On Gold Mountain – Book Club Questions

Book Club Discussion Questions

By Larry Sells and Lisa See

  1. In America, we all share in the immigrant experience. We all have people in our families who were brave enough, scared enough, or crazy enough to leave their home countries to come here. What are some of the similarities and differences between the experiences of Lisa’s Chinese-American family and the experiences of your family?
  2. Lisa tries hard to be objective in On Gold Mountain, which is difficult to do because of its personal nature. Do you think she succeeds? Why or why not? What do you suppose Lisa’s family’s response was to the book? How do you think your family would react if you wrote your family history?
  3. Lisa has said, “We tend to learn history in terms of dates, wars, and laws, but I think it’s about how those dates, wars, and laws affect real people. How do we act or react in the face of challenges? Do we struggle and fail, or do we succeed in spite of them? Do we find happiness or despair?” Can you pinpoint particular moments in history—the American Civil War, the Depression, World War II, or the Vietnam War—that have affected people in your family or changed the course of your family’s history?
  4. Immigrants bring many things with them to the U.S.—art, religion, food, and dress, to name a few. In the Chinese culture, food is a way for families to gather together and celebrate. It also has many other traditional meanings. What did food mean in your family? What special dishes were made? Have they changed and evolved through time?
  5. While many people initially read On Gold Mountain because they’re interested in learning about the Chinese-American experience, they often become more attached to the stories of the white women—Ticie, Stella, and Carolyn—who married into the See family. What characteristics bound those three women together? What characteristics separated them from each other?
  6. A recurring theme in Lisa’s books—and it started with On Gold Mountain—is lost women’s history and stories. For your book group to gather today you have to have had many strong, brave, enduring, and triumphant women in your families too. How and why are women’s stories neglected? Discuss the experiences of women in your families.
  7. It could be argued that Fong See, the family patriarch, is the most important person in the book. What values make him successful? What are his weaknesses? What do you think of his separation from Ticie?
  8. What is the most surprising thing you learned about Chinese immigration to America as a result of reading this book?

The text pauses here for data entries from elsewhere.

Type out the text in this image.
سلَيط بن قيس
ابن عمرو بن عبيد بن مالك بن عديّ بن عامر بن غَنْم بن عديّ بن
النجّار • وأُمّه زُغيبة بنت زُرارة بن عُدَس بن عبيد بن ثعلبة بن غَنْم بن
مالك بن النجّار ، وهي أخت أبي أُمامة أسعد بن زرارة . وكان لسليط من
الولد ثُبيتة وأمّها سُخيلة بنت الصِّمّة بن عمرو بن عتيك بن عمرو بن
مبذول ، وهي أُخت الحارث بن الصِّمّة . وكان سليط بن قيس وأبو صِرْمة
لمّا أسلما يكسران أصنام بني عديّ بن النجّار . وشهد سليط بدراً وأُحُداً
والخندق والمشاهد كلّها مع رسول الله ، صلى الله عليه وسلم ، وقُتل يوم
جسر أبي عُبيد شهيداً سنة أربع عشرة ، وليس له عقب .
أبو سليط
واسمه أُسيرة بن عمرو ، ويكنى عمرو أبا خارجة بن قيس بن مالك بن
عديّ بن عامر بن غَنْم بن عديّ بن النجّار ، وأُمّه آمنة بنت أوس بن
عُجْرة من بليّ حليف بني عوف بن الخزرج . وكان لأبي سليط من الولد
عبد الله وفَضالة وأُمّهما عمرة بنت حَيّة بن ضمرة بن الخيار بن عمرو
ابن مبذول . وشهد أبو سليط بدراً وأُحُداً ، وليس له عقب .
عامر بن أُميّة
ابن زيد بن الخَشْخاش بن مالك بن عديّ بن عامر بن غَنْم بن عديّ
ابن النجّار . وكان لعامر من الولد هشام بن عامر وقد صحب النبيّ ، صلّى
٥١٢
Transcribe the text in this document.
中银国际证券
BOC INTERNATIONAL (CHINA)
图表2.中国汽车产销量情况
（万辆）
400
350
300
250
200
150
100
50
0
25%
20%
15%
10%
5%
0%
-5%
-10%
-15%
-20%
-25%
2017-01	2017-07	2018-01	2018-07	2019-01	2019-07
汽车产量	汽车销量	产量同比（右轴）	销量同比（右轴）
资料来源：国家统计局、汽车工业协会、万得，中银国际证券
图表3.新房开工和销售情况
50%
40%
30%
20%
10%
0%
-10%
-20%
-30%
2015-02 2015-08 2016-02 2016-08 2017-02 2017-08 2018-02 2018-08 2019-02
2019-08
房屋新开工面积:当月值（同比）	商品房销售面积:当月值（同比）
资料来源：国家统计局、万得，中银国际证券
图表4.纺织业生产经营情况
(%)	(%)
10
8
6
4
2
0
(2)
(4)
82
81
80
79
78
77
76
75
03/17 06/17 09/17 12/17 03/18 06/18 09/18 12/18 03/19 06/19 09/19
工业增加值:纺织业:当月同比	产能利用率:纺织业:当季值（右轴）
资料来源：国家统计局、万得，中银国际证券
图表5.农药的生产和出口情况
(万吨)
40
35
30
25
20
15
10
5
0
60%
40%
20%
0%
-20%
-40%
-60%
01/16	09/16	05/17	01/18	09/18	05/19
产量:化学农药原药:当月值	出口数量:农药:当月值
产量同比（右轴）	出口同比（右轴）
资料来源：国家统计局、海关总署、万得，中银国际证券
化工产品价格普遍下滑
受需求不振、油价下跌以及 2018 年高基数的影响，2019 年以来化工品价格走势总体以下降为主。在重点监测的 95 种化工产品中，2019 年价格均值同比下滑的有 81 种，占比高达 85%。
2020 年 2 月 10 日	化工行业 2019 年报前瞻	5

Were you surprised by the anti-Chinese laws that were passed locally and nationally? Can you think of other instances where laws have been targeted against a particular group in your area?
  9. One of the underlying themes of On Gold Mountain is personal identity. Were the Sees (and Fongs) Chinese or American? Did it depend on the color of each person’s skin or on the personal choices he or she made? Consider the individual choices that Ming, Ray, Bennie, Eddy, and Sissee made.
  10. At what point in your families did people change from being immigrants to Americans? What was involved in that process?
  11. Toward the end of the book, Lisa writes about her journey to Dimtao. Why was it important for her to make that trip? What do you think is meant by the last line?
  12. If you have the updated version of On Gold Mountain, you have a new final chapter that includes materials about the family that have recently come to light. How do you interpret the letters that were written to Ticie?
  13. On Lisa’s web site, there is a section called Step Into the World of On Gold Mountain, which includes some of her original source material, See family memorabilia, and links to the L.A. Opera production of On Gold Mountain and to the exhibits based on On Gold Mountain at the Autry National Center and the Smithsonian. Do these materials affect or change your reading of the book?